Voice of Freedom: Fannie Lou Hamer: The Spirit of the Civil Rights Movement

Image of Voice of Freedom: Fannie Lou Hamer: The Spirit of the Civil Rights Movement
Release Date: 
August 3, 2015
Publisher/Imprint: 
Candlewick Press
Pages: 
56
Reviewed by: 

If you know little or nothing about the shocking life of civil rights activist Fannie Lou Hamer, this new picture book can get you all caught up. It is aptly titled Voice of Freedom: Fannie Lou Hamer, Spirit of the Civil Rights Movement, and it offers an in-your-face compilation of the many events that made up Ms. Hamer’s rocky life.

Author Carol Boston Weatherford uses a creative array of free-verse poems to introduce readers to the real Fannie Lou Hamer. For example, readers learn that Fannie Lou came into the world because a plantation owner paid her sharecropper mother $50 to produce another field hand. They also learn that Fannie began picking cotton when she was only six years old, and a Mississippi doctor removed Fannie’s reproductive organs—without her knowledge or consent—because the state felt that “poor folks had no business making babies.”

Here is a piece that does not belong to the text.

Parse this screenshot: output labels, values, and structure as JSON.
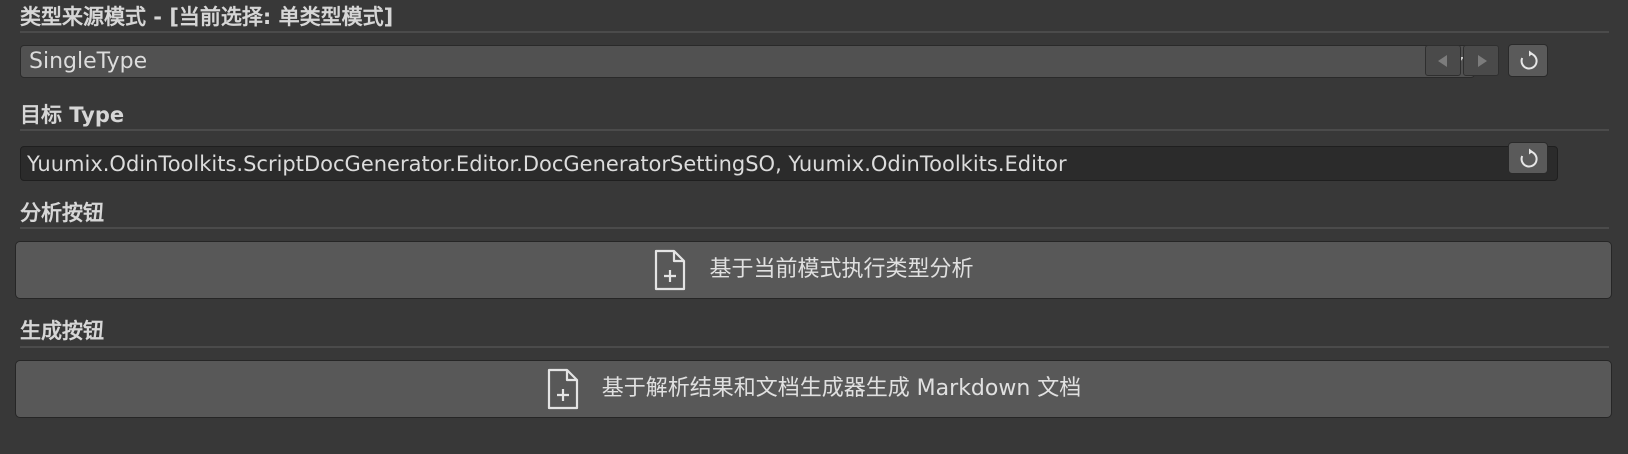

Fannie endured other indignities, like failing an illegal literary test designed to prevent her from voting, being threatened because she encouraged blacks to vote, and being arrested and beaten to within an inch of her life for ordering breakfast at a white-only lunch counter.

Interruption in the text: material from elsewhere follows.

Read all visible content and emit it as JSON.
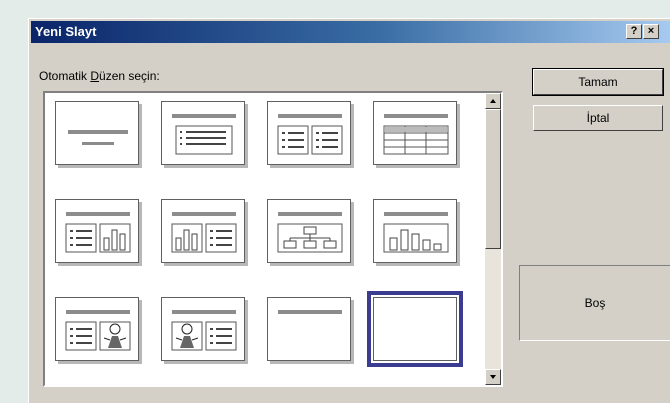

But Fannie’s life wasn’t all bad. She accomplished great things in both her personal and professional life: she married a good man, adopted two daughters in need of a home, and eventually became one of the first African American women ever to sit on the House Floor in Congress.

Fannie’s rollercoaster life is captured in an array of earth-toned collages by illustrator Ekua Holmes that bring a smile to the lips even as they transport readers back to the wild west of the civil rights wars.